Cell of Origin (COO) is a mobile positioning technique for finding a caller's cell (the basic geographical coverage unit of a cellular telephone system) location. It may be used by emergency services or commercial use. COO is the only positioning technique that is widely used in wireless networks and is used for Phase 1 of 911 service in the United States.
For COO positioning, the location of the base station is ascertained and considered to be the location of the caller. COO is a variable and not a very precise locator; depending on the number of base stations in the search area, accuracy may be as close as within one hundred meters of the target (in an urban area) or as far off as thirty kilometers away from the target where base stations are less densely concentrated. For this reason, when precision is important COO is often used in conjunction with some other technology, such as the Global Positioning System (GPS) or Time of Arrival (TOA).
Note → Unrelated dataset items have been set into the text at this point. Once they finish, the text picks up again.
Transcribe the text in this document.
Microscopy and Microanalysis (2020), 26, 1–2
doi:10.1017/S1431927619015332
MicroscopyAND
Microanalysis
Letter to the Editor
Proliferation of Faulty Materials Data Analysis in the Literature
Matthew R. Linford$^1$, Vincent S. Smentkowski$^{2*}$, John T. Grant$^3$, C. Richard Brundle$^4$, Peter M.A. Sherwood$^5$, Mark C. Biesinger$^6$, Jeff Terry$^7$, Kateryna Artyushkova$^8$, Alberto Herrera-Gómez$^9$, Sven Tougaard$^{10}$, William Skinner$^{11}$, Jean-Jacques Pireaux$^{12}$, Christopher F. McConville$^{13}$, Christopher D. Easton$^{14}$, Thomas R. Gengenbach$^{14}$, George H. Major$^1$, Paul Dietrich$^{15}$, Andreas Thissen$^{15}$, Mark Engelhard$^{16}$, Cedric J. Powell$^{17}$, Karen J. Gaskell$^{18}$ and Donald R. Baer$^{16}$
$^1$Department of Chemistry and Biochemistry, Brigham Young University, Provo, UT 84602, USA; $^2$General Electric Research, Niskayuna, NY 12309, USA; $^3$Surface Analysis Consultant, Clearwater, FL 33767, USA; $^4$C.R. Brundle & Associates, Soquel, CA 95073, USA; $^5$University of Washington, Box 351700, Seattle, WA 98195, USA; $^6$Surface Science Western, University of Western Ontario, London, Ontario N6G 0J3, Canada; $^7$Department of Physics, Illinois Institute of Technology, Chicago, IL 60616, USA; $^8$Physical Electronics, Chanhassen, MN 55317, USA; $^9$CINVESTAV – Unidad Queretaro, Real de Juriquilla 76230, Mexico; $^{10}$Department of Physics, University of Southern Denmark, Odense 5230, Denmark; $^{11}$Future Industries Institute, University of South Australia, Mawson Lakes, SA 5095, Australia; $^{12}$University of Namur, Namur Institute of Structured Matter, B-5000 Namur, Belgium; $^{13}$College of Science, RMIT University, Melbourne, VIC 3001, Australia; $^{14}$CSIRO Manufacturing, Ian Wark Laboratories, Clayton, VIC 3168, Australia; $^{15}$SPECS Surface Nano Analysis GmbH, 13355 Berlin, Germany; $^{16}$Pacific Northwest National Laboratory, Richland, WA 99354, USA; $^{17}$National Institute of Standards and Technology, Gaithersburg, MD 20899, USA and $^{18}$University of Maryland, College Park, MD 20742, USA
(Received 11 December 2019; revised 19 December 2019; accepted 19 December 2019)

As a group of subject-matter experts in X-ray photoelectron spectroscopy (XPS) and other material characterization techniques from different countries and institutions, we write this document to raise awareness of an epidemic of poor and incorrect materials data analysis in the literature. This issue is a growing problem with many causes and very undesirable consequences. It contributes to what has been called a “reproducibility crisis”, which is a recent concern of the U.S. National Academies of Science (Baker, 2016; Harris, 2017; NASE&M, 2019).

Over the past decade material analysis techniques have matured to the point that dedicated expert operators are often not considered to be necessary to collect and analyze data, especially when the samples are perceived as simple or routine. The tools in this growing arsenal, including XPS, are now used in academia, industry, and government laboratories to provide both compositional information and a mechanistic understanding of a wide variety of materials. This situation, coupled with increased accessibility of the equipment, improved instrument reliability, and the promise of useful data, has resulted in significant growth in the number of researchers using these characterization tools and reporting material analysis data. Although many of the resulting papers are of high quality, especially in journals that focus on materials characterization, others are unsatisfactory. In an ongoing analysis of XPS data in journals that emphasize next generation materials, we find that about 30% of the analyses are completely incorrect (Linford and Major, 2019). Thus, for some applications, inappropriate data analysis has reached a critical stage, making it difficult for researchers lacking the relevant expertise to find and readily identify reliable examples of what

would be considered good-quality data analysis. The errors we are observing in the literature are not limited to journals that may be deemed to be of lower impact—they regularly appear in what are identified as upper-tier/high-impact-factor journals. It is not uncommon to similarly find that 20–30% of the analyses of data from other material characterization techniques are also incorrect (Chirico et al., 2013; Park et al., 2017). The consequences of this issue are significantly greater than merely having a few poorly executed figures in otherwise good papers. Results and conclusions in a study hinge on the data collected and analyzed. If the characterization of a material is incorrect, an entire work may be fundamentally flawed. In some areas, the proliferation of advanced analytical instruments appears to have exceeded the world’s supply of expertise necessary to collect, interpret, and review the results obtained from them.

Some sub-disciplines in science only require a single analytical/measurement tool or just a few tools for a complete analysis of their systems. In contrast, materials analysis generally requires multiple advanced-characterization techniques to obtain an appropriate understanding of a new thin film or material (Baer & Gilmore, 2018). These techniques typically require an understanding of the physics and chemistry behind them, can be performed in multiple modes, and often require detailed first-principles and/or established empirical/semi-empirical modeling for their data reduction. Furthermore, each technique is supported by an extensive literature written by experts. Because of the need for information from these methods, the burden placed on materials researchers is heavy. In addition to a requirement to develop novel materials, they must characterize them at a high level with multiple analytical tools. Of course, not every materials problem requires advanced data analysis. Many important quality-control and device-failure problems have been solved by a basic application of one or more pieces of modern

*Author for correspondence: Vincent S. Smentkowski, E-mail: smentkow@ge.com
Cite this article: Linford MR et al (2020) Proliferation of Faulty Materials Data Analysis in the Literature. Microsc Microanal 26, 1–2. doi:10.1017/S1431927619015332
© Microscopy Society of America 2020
Although COO positioning is not as precise as other methods, it offers unique advantages: it can very quickly identify the location (generally in about three seconds) and does not require equipment or network upgrades, which makes it easily deployed to existing customer bases. The American National Standards Institute (ANSI), and the European Telecommunications Standards Institute (ETSI) recently formed the T1P1 subcommittee dedicated to creating standardization for positioning systems using TOA, Assisted GPS, and Enhanced Observed Time Difference in addition to COO.